I don’t know if GoLocal Providence‘s Dan McGowan is tied into some developing behind-the-scenes chatter, or if he is simply trying to think outside-of-the-box, but he offered a regionalization concept in this week’s Side of the Rhode column that has not yet been offered elsewhere in public with the potential immediacy of his other examples…
Get ready for more regionalization talk as cities and towns continue to struggle financially. Central Falls and Pawtucket are an obvious pairing, but how about Aquidneck Island, or maybe Providence and Cranston. If everything is on the table, this has to be an option.This example is a useful one, because it helps make the proposed benefits of regionalization clear: Providence city-hall would get to take money collected from the property taxes paid by Cranston residents, and use it to defray its out-of-control costs brought on by years of Providence mismanagement, while the impact on the services side in what is now Providence would be significantly less, as positions that are now part of Cranston could be cut from municipal government, so that Providence positions could be spared.
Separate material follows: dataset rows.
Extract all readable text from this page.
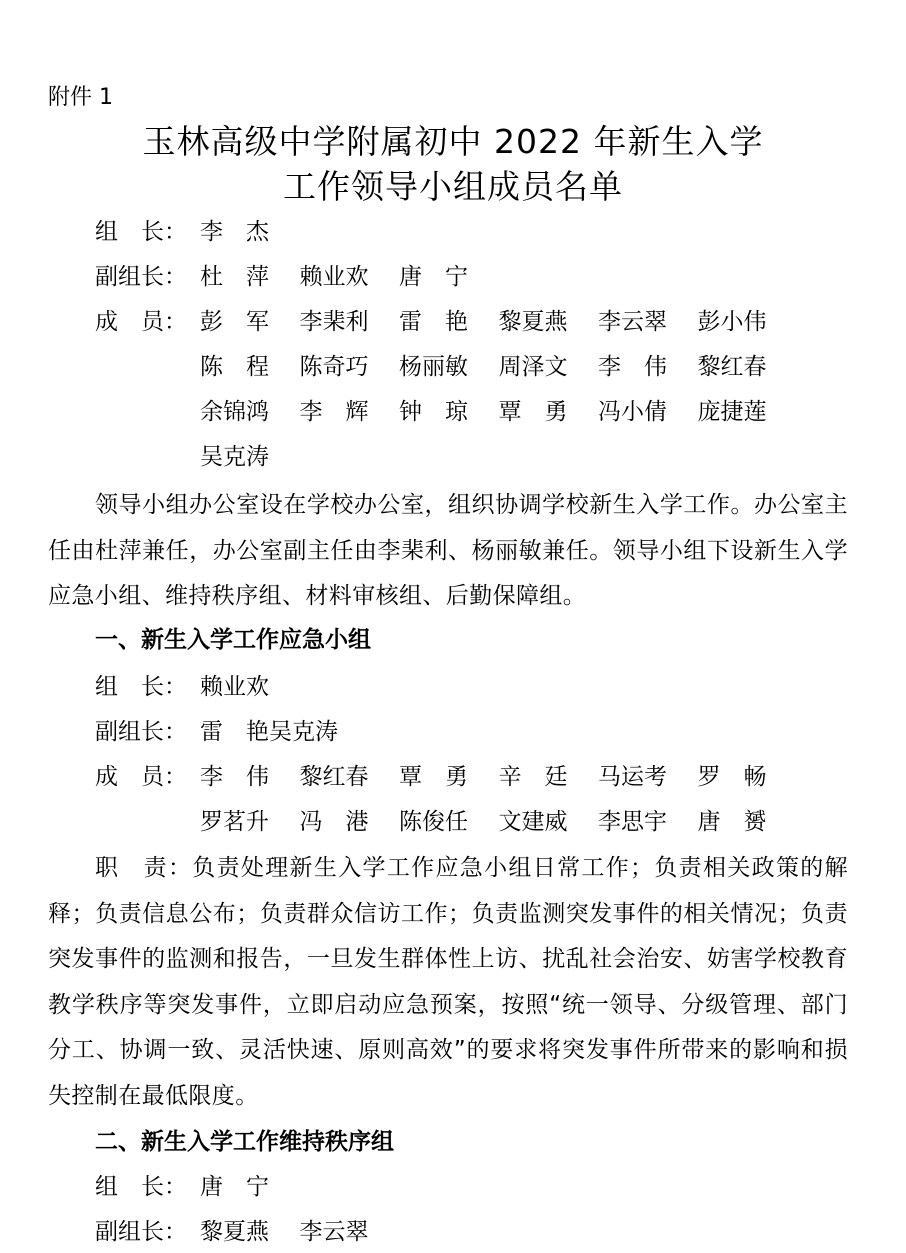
附件 1
玉林高级中学附属初中 2022 年新生入学
工作领导小组成员名单
组　长： 李杰
副组长： 杜萍 赖业欢	唐宁
成　员： 彭军 李棐利	雷艳 黎夏燕	李云翠	彭小伟
陈程 陈奇巧	杨丽敏	周泽文	李伟 黎红春
余锦鸿	李辉 钟琼 覃勇 冯小倩	庞捷莲
吴克涛
领导小组办公室设在学校办公室，组织协调学校新生入学工作。办公室主任由杜萍兼任，办公室副主任由李棐利、杨丽敏兼任。领导小组下设新生入学应急小组、维持秩序组、材料审核组、后勤保障组。
一、新生入学工作应急小组
组　长： 赖业欢
副组长： 雷　艳吴克涛
成　员： 李伟 黎红春	覃勇 辛廷 马运考	罗畅
罗茗升	冯港 陈俊任	文建威	李思宇	唐赟
职　责：负责处理新生入学工作应急小组日常工作；负责相关政策的解释；负责信息公布；负责群众信访工作；负责监测突发事件的相关情况；负责突发事件的监测和报告，一旦发生群体性上访、扰乱社会治安、妨害学校教育教学秩序等突发事件，立即启动应急预案，按照“统一领导、分级管理、部门分工、协调一致、灵活快速、原则高效”的要求将突发事件所带来的影响和损失控制在最低限度。
二、新生入学工作维持秩序组
组　长： 唐宁
副组长： 黎夏燕	李云翠
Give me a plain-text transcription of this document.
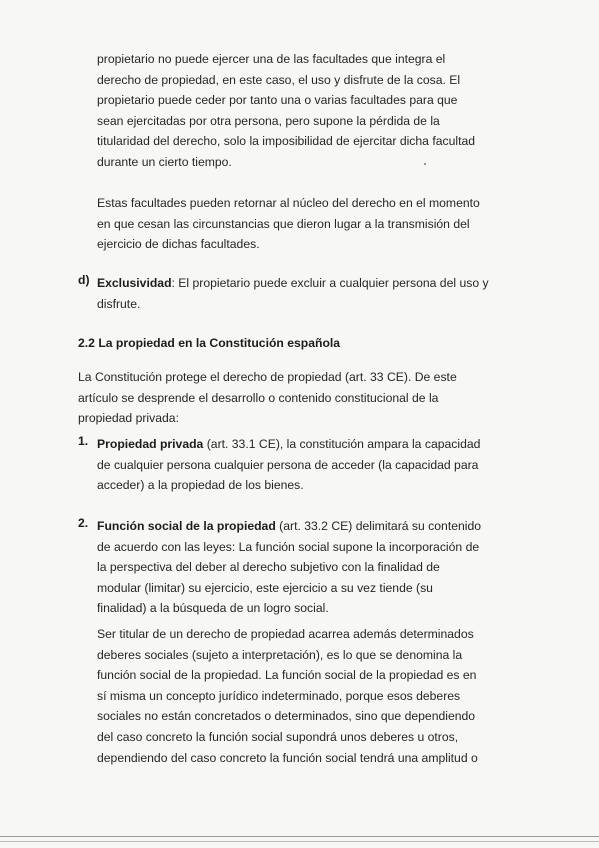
propietario no puede ejercer una de las facultades que integra el
derecho de propiedad, en este caso, el uso y disfrute de la cosa. El
propietario puede ceder por tanto una o varias facultades para que
sean ejercitadas por otra persona, pero supone la pérdida de la
titularidad del derecho, solo la imposibilidad de ejercitar dicha facultad
durante un cierto tiempo.
Estas facultades pueden retornar al núcleo del derecho en el momento
en que cesan las circunstancias que dieron lugar a la transmisión del
ejercicio de dichas facultades.
d) Exclusividad: El propietario puede excluir a cualquier persona del uso y
disfrute.
2.2 La propiedad en la Constitución española
La Constitución protege el derecho de propiedad (art. 33 CE). De este
artículo se desprende el desarrollo o contenido constitucional de la
propiedad privada:
1. Propiedad privada (art. 33.1 CE), la constitución ampara la capacidad
de cualquier persona cualquier persona de acceder (la capacidad para
acceder) a la propiedad de los bienes.
2. Función social de la propiedad (art. 33.2 CE) delimitará su contenido
de acuerdo con las leyes: La función social supone la incorporación de
la perspectiva del deber al derecho subjetivo con la finalidad de
modular (limitar) su ejercicio, este ejercicio a su vez tiende (su
finalidad) a la búsqueda de un logro social.
Ser titular de un derecho de propiedad acarrea además determinados
deberes sociales (sujeto a interpretación), es lo que se denomina la
función social de la propiedad. La función social de la propiedad es en
sí misma un concepto jurídico indeterminado, porque esos deberes
sociales no están concretados o determinados, sino que dependiendo
del caso concreto la función social supondrá unos deberes u otros,
dependiendo del caso concreto la función social tendrá una amplitud o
Cranston residents, in return, would get the satisfaction of knowing the high taxes and service cuts they were experiencing were helping to payoff problems created by Providence politicians.
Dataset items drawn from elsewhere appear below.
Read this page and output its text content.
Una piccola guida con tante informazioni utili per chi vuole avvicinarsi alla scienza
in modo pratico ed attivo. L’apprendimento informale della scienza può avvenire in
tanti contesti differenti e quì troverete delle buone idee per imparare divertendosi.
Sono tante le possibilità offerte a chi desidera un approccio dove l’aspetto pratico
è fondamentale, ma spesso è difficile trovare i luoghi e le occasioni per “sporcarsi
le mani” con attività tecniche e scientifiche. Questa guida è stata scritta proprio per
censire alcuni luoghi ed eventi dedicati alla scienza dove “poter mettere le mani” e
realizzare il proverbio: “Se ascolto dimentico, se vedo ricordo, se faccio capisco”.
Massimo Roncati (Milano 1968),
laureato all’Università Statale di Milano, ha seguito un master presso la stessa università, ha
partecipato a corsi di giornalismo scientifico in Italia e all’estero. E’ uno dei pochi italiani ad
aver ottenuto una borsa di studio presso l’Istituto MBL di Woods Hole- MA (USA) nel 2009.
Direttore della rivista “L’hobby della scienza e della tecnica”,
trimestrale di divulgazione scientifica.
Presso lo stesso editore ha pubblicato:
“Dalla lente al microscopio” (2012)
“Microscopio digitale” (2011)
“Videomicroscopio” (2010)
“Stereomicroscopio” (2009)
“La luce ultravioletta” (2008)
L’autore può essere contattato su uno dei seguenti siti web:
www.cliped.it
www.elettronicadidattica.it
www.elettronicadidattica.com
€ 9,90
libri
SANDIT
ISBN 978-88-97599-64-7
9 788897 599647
I don’t support radical regionalization in any form, but if I did, I would ask why Cranston/Providence makes any more sense than Cranston/Warwick or Cranston/Johnston or Cranston/Scituate. The question basically answers itself; regionalization supporters aren’t thinking about long-term benefits of regionalization in any serious manner, they are desperately searching for ways to give Rhode Island’s chronically mismanaged communities an opportunity to grab large sums of money and resources from their better-managed neighbors.
I think the real message of this is that Cranston needs to think about seceding to Kent County, in case one of these pile-driver county-based regionalization plans actually does get passed by the legislature in the near-future.
Come on, Monique. This is Rhode Island, where honesty is for suckers.